POLÍTICAS DE MEMORIA

IGNACIO FERNÁNDEZ DE MATA
DIARIO DE BURGOS, 24/02/2016. Contraportada.

   España  arrastra un grave problema con relación a su pasado más desgarrador: la Guerra Civil y la posterior dictadura franquista. Una dañina herencia de asesinatos, latrocinios e innumerables injusticias lastra nuestra democracia —y no ha mucho ha provocado la condena de la ONU—.
   Resulta incomprensible el desprecio institucional y de una parte de la sociedad española a las víctimas de la represión franquista, sometidas a la imposible conclusión de sus duelos —una muerte sin cuerpos—; ciudadanos privados del apoyo, respeto y calor social que pedimos para otras víctimas. Estas personas que han vivido la experiencia de sentirse excluidos de la historia, encontraron en la categoría memoria histórica, la posibilidad de reenganchar su dolor, explotación y subalternidad con un sentido de la historia inclusivo, dignificador y humanizador. Algunos historiadores no entendieron esta necesidad —surgida desde abajo, en el abandono, y prefirieron acentuar algunas carencias metodológicas o discursivas de la expresión memoria histórica. Mientras, con sus pequeñas acciones y reivindicaciones humanitarias —v. gr., reenterrar convenientemente a sus deudos—, las víctimas han tratado de compensar —y evidenciado— la ausencia y necesidad de políticas de memoria que presenta nuestra democracia.
   A menudo se olvida que el franquismo fue un régimen de obsesiva memorización. Sus hitos calendáricos, sus referencias simbólicas, su utilización de la historia giraba  insistentemente sobre una guerra y su crudelísima victoria, de la que trataba de extraer imposibles legitimidades a su origen golpista. La dictadura igualmente manipuló a sus víctimas —los Caídos por Dios y por España—, a los que se les impidió cerrar sus duelos para ser siempre dolientes anclados en el odio y pretexto legitimador del régimen. Con todo ello se trastocó la educación y la construcción del sentido de comunidad nacional de varias generaciones de españoles.
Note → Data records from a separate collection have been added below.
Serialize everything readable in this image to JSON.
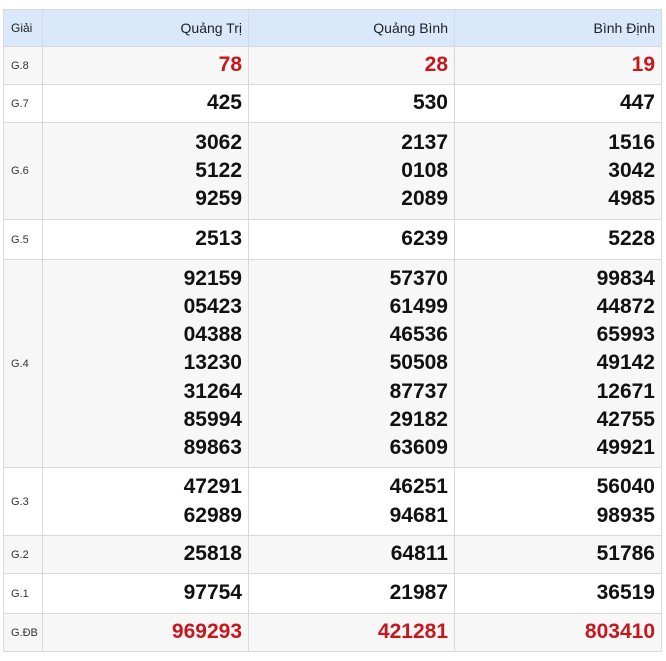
{
  "header": {
    "label": "Giải",
    "provinces": [
      "Quảng Trị",
      "Quảng Bình",
      "Bình Định"
    ]
  },
  "rows": [
    {
      "label": "G.8",
      "values": [
        [
          "78"
        ],
        [
          "28"
        ],
        [
          "19"
        ]
      ],
      "highlight": true
    },
    {
      "label": "G.7",
      "values": [
        [
          "425"
        ],
        [
          "530"
        ],
        [
          "447"
        ]
      ]
    },
    {
      "label": "G.6",
      "values": [
        [
          "3062",
          "5122",
          "9259"
        ],
        [
          "2137",
          "0108",
          "2089"
        ],
        [
          "1516",
          "3042",
          "4985"
        ]
      ]
    },
    {
      "label": "G.5",
      "values": [
        [
          "2513"
        ],
        [
          "6239"
        ],
        [
          "5228"
        ]
      ]
    },
    {
      "label": "G.4",
      "values": [
        [
          "92159",
          "05423",
          "04388",
          "13230",
          "31264",
          "85994",
          "89863"
        ],
        [
          "57370",
          "61499",
          "46536",
          "50508",
          "87737",
          "29182",
          "63609"
        ],
        [
          "99834",
          "44872",
          "65993",
          "49142",
          "12671",
          "42755",
          "49921"
        ]
      ]
    },
    {
      "label": "G.3",
      "values": [
        [
          "47291",
          "62989"
        ],
        [
          "46251",
          "94681"
        ],
        [
          "56040",
          "98935"
        ]
      ]
    },
    {
      "label": "G.2",
      "values": [
        [
          "25818"
        ],
        [
          "64811"
        ],
        [
          "51786"
        ]
      ]
    },
    {
      "label": "G.1",
      "values": [
        [
          "97754"
        ],
        [
          "21987"
        ],
        [
          "36519"
        ]
      ]
    },
    {
      "label": "G.ĐB",
      "values": [
        [
          "969293"
        ],
        [
          "421281"
        ],
        [
          "803410"
        ]
      ],
      "highlight": true
    }
  ],
  "colors": {
    "header_bg": "#d9e8fb",
    "highlight": "#c8161d",
    "stripe": "#f7f7f7"
  }
}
   En lugar de pasar página, el Gobierno, las comunidades autónomas y los ayuntamientos deben aplicar políticas de memoria restaurativas que den respuestas a las víctimas y confirmen el compromiso democrático de nuestra sociedad. Lo contrario: mantener el callejero franquista, las menciones honoríficas, las exaltaciones monumentales, hace ver a la parte nostálgica del franquismo que sus principios son igualmente válidos, que no pasa nada por despreciar a las víctimas, que siguen vigentes las clasificaciones y valores franquistas. Y no.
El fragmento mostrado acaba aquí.